With the end of the Cold War by 1991, Iraq was close to producing a nuclear weapon and Wassenaar Arrangement (WA) was created to restrict the trade of dual-use materials. The main goals of NSG and WA include support of the nonproliferation norms, reinforcement of compliance with these norms and improvement of the human rights (Goodby and McGoldrick 2009).

NSG published guidelines aimed at regulating the nuclear transfers and ensuring that the exported materials are used for the peaceful purposes only. NSG created two lists of materials and technologies which can be used for producing nuclear weapon, including the Part I and Part II.

The Part I contains the equipment and technology which are specifically intended to be used for building nuclear weapons. The Part II contains the dual-use materials which can be diverted and used for producing the atomic weapon (Kerr 2010). Apart from the atomic weapon, the use of nuclear technologies as the basis for the electric utilities can be rather dangerous as well.

The negative consequences of the nuclear adoption can be seen from the catastrophe at Three Mile Island in 1979 and other tragedies (Farbe 1991). The 46 member states of the NSG not only comply with the established rules of non-proliferation and restrictions in commercial trade in the related goods and equipment, but also try to influence the situation in the international arena and develop the alternative strategies for using the nuclear power for the peaceful purposes.

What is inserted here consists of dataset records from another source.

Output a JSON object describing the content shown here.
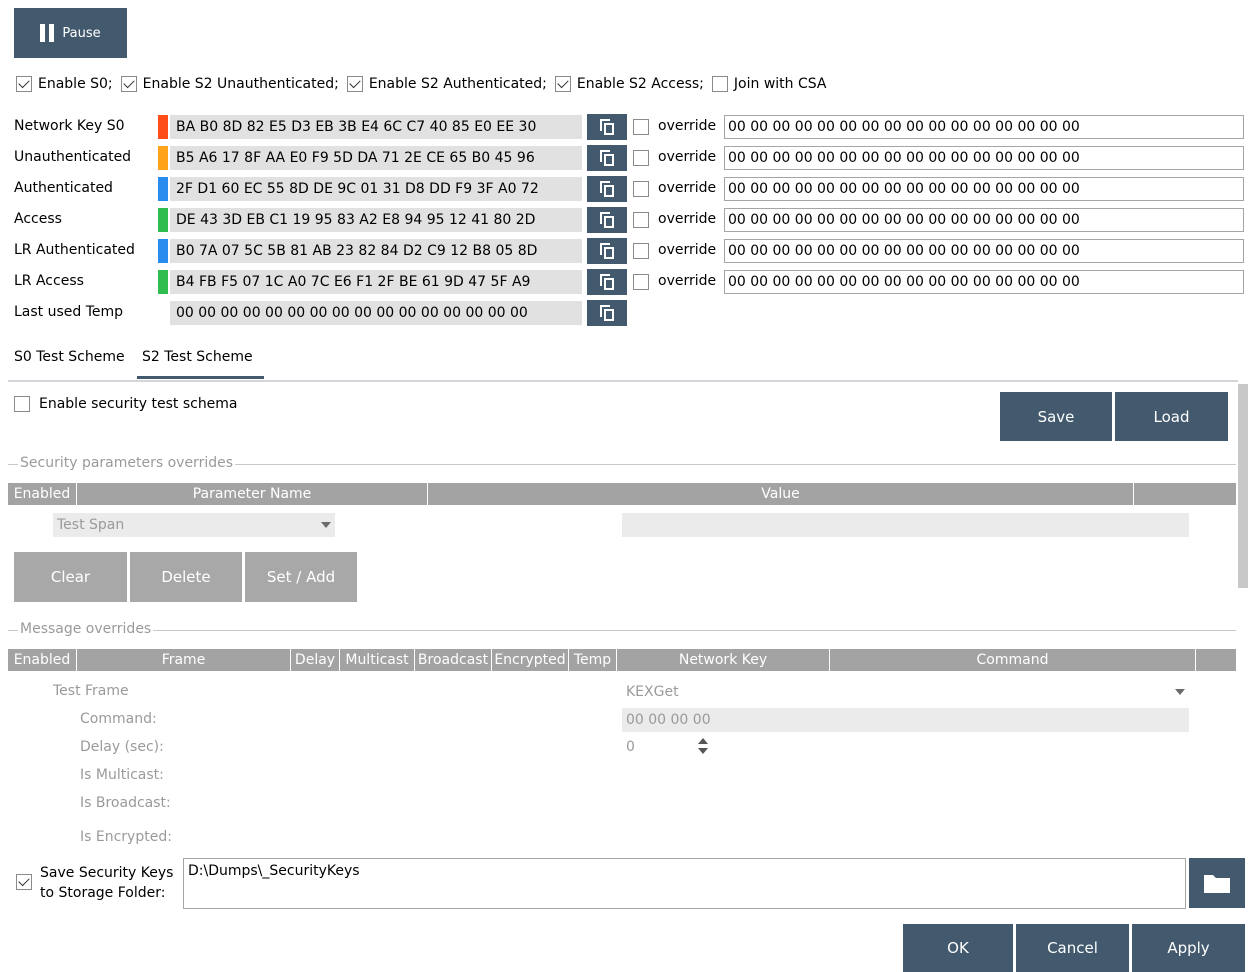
{
  "toolbar": {
    "pause_label": "Pause"
  },
  "flags": [
    {
      "label": "Enable S0;",
      "checked": true
    },
    {
      "label": "Enable S2 Unauthenticated;",
      "checked": true
    },
    {
      "label": "Enable S2 Authenticated;",
      "checked": true
    },
    {
      "label": "Enable S2 Access;",
      "checked": true
    },
    {
      "label": "Join with CSA",
      "checked": false
    }
  ],
  "keys": [
    {
      "label": "Network Key S0",
      "color": "#ff4d1a",
      "value": "BA B0 8D 82 E5 D3 EB 3B E4 6C C7 40 85 E0 EE 30",
      "override_label": "override",
      "override_value": "00 00 00 00 00 00 00 00 00 00 00 00 00 00 00 00"
    },
    {
      "label": "Unauthenticated",
      "color": "#ffa31a",
      "value": "B5 A6 17 8F AA E0 F9 5D DA 71 2E CE 65 B0 45 96",
      "override_label": "override",
      "override_value": "00 00 00 00 00 00 00 00 00 00 00 00 00 00 00 00"
    },
    {
      "label": "Authenticated",
      "color": "#2b8cf0",
      "value": "2F D1 60 EC 55 8D DE 9C 01 31 D8 DD F9 3F A0 72",
      "override_label": "override",
      "override_value": "00 00 00 00 00 00 00 00 00 00 00 00 00 00 00 00"
    },
    {
      "label": "Access",
      "color": "#2ebd4e",
      "value": "DE 43 3D EB C1 19 95 83 A2 E8 94 95 12 41 80 2D",
      "override_label": "override",
      "override_value": "00 00 00 00 00 00 00 00 00 00 00 00 00 00 00 00"
    },
    {
      "label": "LR Authenticated",
      "color": "#2b8cf0",
      "value": "B0 7A 07 5C 5B 81 AB 23 82 84 D2 C9 12 B8 05 8D",
      "override_label": "override",
      "override_value": "00 00 00 00 00 00 00 00 00 00 00 00 00 00 00 00"
    },
    {
      "label": "LR Access",
      "color": "#2ebd4e",
      "value": "B4 FB F5 07 1C A0 7C E6 F1 2F BE 61 9D 47 5F A9",
      "override_label": "override",
      "override_value": "00 00 00 00 00 00 00 00 00 00 00 00 00 00 00 00"
    },
    {
      "label": "Last used Temp",
      "color": "",
      "value": "00 00 00 00 00 00 00 00 00 00 00 00 00 00 00 00"
    }
  ],
  "tabs": [
    {
      "label": "S0 Test Scheme",
      "active": false
    },
    {
      "label": "S2 Test Scheme",
      "active": true
    }
  ],
  "schema": {
    "enable_label": "Enable security test schema",
    "enable_checked": false,
    "save_label": "Save",
    "load_label": "Load"
  },
  "params": {
    "group_title": "Security parameters overrides",
    "columns": [
      "Enabled",
      "Parameter Name",
      "Value"
    ],
    "selected": "Test Span",
    "value": "",
    "clear_label": "Clear",
    "delete_label": "Delete",
    "set_add_label": "Set / Add"
  },
  "messages": {
    "group_title": "Message overrides",
    "columns": [
      "Enabled",
      "Frame",
      "Delay",
      "Multicast",
      "Broadcast",
      "Encrypted",
      "Temp",
      "Network Key",
      "Command"
    ],
    "test_frame_label": "Test Frame",
    "test_frame_value": "KEXGet",
    "command_label": "Command:",
    "command_value": "00 00 00 00",
    "delay_label": "Delay (sec):",
    "delay_value": "0",
    "multicast_label": "Is Multicast:",
    "broadcast_label": "Is Broadcast:",
    "encrypted_label": "Is Encrypted:"
  },
  "storage": {
    "label_line1": "Save Security Keys",
    "label_line2": "to Storage Folder:",
    "checked": true,
    "path": "D:\\Dumps\\_SecurityKeys"
  },
  "footer": {
    "ok_label": "OK",
    "cancel_label": "Cancel",
    "apply_label": "Apply"
  },
  "colors": {
    "accent": "#435a6e",
    "disabled_button": "#a8a8a8",
    "table_header": "#a3a3a3"
  }
}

Regardless of the fact that the importance of governing the trade of nuclear reactors and the related technologies is obvious, some states still continue to pursue their local goals by looking for the gaps in the NSG guidelines. For instance, when the President Bush insisted on a special exemption for India, this strategy was confronted by France, the United Kingdom and Russia which might have been driven with their narrow interests.

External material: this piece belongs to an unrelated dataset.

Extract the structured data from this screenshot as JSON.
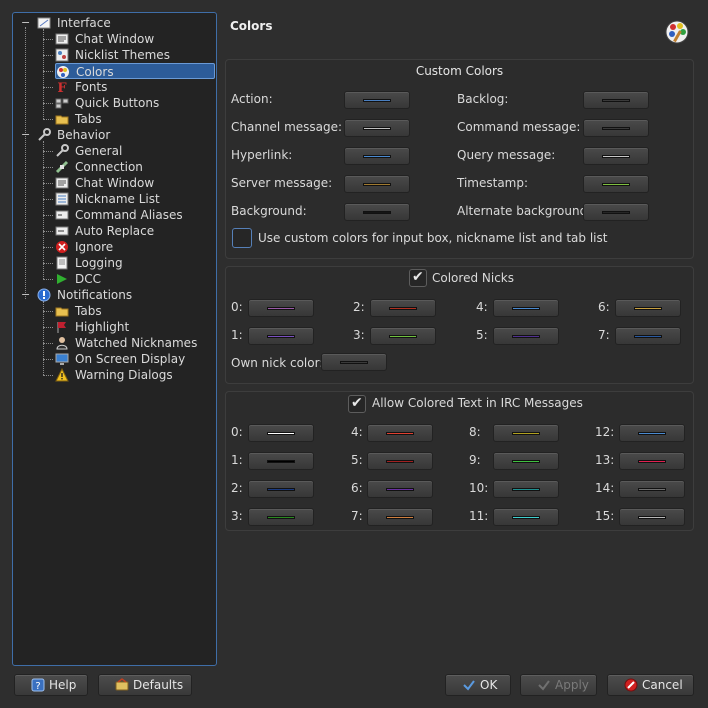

However, an exemption for India was agreed. Another example of attempts to take the advantages of certain flaws in the international jurisdiction is China’s additional nuclear plants in Pakistan. However, not to lose Pakistan’s support in Afghanistan, the member states of NSG agreed not to take cardinal measures. Therefore, the strategies implemented by the NSG should be viewed in the international historical, political and economical contexts.

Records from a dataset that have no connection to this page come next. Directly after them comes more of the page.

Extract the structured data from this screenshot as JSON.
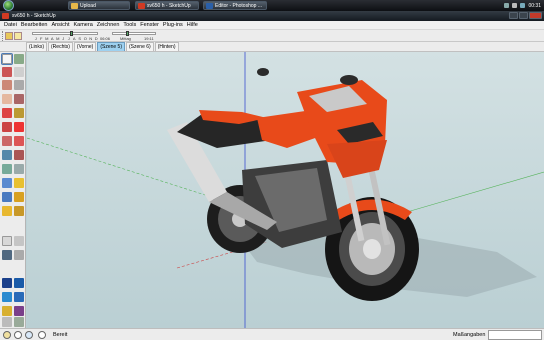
{
  "taskbar": {
    "buttons": [
      {
        "label": "Upload"
      },
      {
        "label": "sv650 h - SketchUp"
      },
      {
        "label": "Editor - Photoshop ..."
      }
    ],
    "clock": "00:31"
  },
  "window": {
    "title": "sv650 h - SketchUp"
  },
  "menu": {
    "items": [
      "Datei",
      "Bearbeiten",
      "Ansicht",
      "Kamera",
      "Zeichnen",
      "Tools",
      "Fenster",
      "Plug-ins",
      "Hilfe"
    ]
  },
  "shadow": {
    "months": [
      "J",
      "F",
      "M",
      "A",
      "M",
      "J",
      "J",
      "A",
      "S",
      "O",
      "N",
      "D"
    ],
    "time_start": "06:06",
    "noon_label": "Mittag",
    "time_end": "19:11"
  },
  "scenes": {
    "tabs": [
      "(Links)",
      "(Rechts)",
      "(Vorne)",
      "(Szene 5)",
      "(Szene 6)",
      "(Hinten)"
    ],
    "active_index": 3
  },
  "status": {
    "text": "Bereit",
    "measure_label": "Maßangaben",
    "measure_value": ""
  },
  "colors": {
    "accent_orange": "#e84a1a",
    "axis_blue": "#3a4fcf",
    "axis_green": "#55b35a",
    "active_tab": "#9ed1f0"
  }
}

In general, the efforts of NSG in restricting the trade of the equipment and materials which can be used for building nuclear weapon have been successful for regulating the international situation.

Reference List

Eiser, Richard, Joop Van Der Pligt, and Russell Spears. 1995. Nuclear neighbourhoods: Community responses to reactor siting. University of Exeter Press.

Farbe, Stephen. 1991. Nuclear power, systematic risk, and the cost of capital, in contemporary policy issues. Contemporary Economic Policy 9 (January): 73-82.

Goodby, James, and Fred McGoldrick. 2009. Reducing the risks of nuclear power’s global spread. Bulletin of the Atomic Scientists May/June: 40-47.

Kerr, Paul. 2010. US nuclear cooperation with India: Issues for Congress. CRS Report for Congress. February.

Suid, Lawrence H. 1990. The army’s nuclear power program: The evolution of a support agency. Westport: Greenwood Press Inc.